Balance is found in a place where we can discover compassion for all people involved in a birth. Balance is found in recognizing the positive intentions and helpful uses of any kind of birth tool. Balance is found in evaluating expectations and working to expand the possibilities for what is an acceptable way to get through the birth process. Balance is found in preparing for the birth you want and finding ways to cope, find resilience, and stay flexible through any outcome. Balance comes from knowing that birth is a series of events that are influenced by many, many factors, and that one’s worth is inherent, and in no way tied to the outcome of that birth.
Nikki Shaheed CCE(BFW) CD(DONA)
YES!!!! Great post and it encompasses everything I’ve been teaching as a CBE for almost 20 years! Yay, you! ?
Thank you!!! Absolutely 100% agree.
I love this perspective. Sharing your viewpoint about a woman’s worth not being tied to the outcome will be important in so many ways to people reading this. The importance of discussing ALL the ways to prepare women and men to love themselves regardless of the outcome cannot be said enough times in my world! Some births can have trauma related to other factors, but this article addresses an important issue that is rarely talked about. And thank you for that ?.
[…] motivation to write this post stems from this excellent piece that was linked to by one of my fancy OB/GYN friends. I don’t know the person that posted […]
While this is an interesting perspective, I respectfully disagree. I feel that birth trauma has its foundations in the way a medicalised system perceives and treats women, not because of a birthing woman’s expectations. If it were the latter, surely there would be as much trauma in systems where woman-centred contuoty of care and a belief in normal birth underpins treatment of women. Yet academic research and anecdotal evidence suggests this isn’t the case. Implying that birth trauma arises from expectationas is borderline victim-blaming.
Jenny, thank you for your comment! When you look at the trauma that occurs within various birth experiences, what tends to be the problem? The way the birthing person was treated, right? Because they were expecting to be treated in a different way…they expected that people would take their time, speak directly to them, approach them with kindness, or whatever the case may be. In the article I’m stating that we can’t possibly not have expectations…even if you’re not attached to a medical outcome, your life experiences have set you up (not unreasonably!) to be treated a certain way. Sometimes that disappointment is over an event that occurs during the birth, and other times it’s about the way birth was framed for the birthing person during their prenatal preparation.
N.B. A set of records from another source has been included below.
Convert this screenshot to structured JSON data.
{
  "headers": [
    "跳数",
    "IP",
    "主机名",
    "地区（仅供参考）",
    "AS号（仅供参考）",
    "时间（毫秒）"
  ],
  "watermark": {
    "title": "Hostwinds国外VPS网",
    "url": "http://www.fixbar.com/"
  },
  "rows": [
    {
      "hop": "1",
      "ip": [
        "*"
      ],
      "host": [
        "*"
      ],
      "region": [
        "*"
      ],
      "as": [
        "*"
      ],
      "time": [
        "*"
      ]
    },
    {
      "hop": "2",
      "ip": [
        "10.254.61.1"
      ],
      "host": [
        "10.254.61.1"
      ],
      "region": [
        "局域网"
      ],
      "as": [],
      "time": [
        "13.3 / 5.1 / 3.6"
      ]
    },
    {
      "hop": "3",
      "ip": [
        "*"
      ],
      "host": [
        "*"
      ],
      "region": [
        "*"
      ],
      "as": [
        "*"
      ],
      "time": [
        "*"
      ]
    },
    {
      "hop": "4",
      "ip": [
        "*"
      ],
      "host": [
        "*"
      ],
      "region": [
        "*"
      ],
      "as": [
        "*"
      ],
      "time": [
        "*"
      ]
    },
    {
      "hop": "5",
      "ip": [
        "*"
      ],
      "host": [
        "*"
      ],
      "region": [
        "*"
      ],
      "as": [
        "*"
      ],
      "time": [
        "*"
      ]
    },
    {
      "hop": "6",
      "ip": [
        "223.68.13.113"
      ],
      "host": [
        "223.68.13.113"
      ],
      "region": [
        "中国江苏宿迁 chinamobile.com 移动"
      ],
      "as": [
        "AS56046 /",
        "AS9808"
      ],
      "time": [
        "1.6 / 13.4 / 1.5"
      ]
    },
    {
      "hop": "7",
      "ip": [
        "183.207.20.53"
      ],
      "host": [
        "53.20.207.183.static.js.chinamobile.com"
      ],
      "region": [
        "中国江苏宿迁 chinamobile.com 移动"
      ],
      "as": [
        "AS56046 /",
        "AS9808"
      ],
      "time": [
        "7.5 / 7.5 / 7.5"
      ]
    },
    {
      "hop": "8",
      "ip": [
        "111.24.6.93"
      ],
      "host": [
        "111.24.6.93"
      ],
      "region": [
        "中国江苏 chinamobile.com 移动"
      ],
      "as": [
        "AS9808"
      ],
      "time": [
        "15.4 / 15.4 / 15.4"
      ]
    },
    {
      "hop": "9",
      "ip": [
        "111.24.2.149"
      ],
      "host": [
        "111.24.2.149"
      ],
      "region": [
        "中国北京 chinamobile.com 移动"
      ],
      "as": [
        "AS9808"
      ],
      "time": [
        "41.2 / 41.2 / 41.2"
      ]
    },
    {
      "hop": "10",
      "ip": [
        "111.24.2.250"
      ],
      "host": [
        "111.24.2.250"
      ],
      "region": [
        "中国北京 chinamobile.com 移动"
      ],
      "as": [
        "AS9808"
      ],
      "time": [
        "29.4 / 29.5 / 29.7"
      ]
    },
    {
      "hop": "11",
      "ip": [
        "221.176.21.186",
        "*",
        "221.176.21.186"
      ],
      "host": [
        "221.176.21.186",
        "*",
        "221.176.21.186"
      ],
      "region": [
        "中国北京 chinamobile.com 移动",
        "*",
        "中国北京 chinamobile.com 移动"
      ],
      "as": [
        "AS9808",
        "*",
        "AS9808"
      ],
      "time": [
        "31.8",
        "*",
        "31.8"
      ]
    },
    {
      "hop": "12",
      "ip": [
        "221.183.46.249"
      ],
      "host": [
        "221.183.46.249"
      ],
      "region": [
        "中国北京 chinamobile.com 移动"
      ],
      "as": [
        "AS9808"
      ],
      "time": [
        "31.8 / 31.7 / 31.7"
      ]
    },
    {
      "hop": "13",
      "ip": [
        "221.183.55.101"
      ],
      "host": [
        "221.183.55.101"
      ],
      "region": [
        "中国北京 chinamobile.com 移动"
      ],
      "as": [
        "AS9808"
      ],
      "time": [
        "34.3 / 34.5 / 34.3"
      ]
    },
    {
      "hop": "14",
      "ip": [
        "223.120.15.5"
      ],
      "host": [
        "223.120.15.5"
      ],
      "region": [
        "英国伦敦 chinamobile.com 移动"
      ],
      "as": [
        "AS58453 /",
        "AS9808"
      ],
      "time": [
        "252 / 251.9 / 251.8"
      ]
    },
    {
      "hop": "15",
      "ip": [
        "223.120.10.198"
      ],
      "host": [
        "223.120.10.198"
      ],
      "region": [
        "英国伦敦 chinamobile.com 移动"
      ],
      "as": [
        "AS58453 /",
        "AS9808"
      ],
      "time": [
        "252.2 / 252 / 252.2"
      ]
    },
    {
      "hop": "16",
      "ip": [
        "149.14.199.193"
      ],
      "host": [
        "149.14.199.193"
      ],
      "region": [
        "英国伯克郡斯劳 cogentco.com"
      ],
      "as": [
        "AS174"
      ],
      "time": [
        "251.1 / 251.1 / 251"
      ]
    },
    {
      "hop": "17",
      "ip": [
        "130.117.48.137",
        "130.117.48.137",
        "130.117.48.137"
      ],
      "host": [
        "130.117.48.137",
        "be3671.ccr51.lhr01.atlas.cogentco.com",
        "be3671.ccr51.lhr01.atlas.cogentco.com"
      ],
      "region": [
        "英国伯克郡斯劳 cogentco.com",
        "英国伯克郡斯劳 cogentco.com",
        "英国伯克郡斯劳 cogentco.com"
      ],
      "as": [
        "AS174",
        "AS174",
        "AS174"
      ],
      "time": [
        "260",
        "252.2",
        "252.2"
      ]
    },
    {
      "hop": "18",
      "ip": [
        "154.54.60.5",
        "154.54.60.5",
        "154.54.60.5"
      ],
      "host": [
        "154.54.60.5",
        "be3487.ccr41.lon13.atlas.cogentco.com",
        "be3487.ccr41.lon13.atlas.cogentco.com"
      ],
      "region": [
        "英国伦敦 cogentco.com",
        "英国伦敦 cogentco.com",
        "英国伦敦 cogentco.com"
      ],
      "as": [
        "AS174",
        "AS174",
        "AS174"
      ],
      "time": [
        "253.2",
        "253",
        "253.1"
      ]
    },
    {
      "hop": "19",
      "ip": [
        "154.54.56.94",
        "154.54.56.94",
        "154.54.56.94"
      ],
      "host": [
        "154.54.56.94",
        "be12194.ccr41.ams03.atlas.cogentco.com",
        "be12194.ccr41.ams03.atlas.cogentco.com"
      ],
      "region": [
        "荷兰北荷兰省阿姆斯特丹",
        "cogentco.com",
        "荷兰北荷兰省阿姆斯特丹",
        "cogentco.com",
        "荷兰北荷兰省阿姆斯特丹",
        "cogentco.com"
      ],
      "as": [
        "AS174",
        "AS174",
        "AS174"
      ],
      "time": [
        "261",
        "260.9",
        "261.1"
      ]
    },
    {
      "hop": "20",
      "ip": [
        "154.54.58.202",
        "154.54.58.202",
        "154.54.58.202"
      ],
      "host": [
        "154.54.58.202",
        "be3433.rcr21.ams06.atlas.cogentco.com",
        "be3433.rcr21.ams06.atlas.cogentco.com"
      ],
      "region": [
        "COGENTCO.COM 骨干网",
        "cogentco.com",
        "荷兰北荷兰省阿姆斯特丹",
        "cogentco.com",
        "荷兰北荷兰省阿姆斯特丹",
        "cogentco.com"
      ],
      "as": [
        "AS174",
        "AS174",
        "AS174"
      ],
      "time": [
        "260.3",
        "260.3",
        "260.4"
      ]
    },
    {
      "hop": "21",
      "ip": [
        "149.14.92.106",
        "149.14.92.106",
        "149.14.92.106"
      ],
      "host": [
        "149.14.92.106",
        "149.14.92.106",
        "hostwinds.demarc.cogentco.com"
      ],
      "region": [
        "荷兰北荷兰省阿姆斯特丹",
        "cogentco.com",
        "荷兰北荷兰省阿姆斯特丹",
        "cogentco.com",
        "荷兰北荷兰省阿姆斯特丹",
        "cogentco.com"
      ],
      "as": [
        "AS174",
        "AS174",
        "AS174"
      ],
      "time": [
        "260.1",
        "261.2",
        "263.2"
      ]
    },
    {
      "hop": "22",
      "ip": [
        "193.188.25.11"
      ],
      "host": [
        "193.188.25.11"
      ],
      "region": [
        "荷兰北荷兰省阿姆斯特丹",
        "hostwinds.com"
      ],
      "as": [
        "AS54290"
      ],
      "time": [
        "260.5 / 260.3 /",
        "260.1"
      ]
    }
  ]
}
In either case, there is a rift in the relationship. While unkind treatment in labor is an important seed of trauma, so is the issue of birth pros creating unrealistic expectations for pregnant families. Both need to be addressed, but I think realistic, expansive, compassionate prenatal preparation is one that we can more quickly and easily address. What do you think?
This is so true. I have counselled hundreds of women and most talk about the things that were said or what they read that influenced how they felt their birth experience went.Unpacking it all later gave them some different ways of talking about the experience in a kinder and more helpful way….
[…] article Non-inclusive Birth Preparation is Traumatizing Women very much fits with my two main goals for teaching, and I hope that teaching both the skills for […]
Fantastic article! Thank you so much!!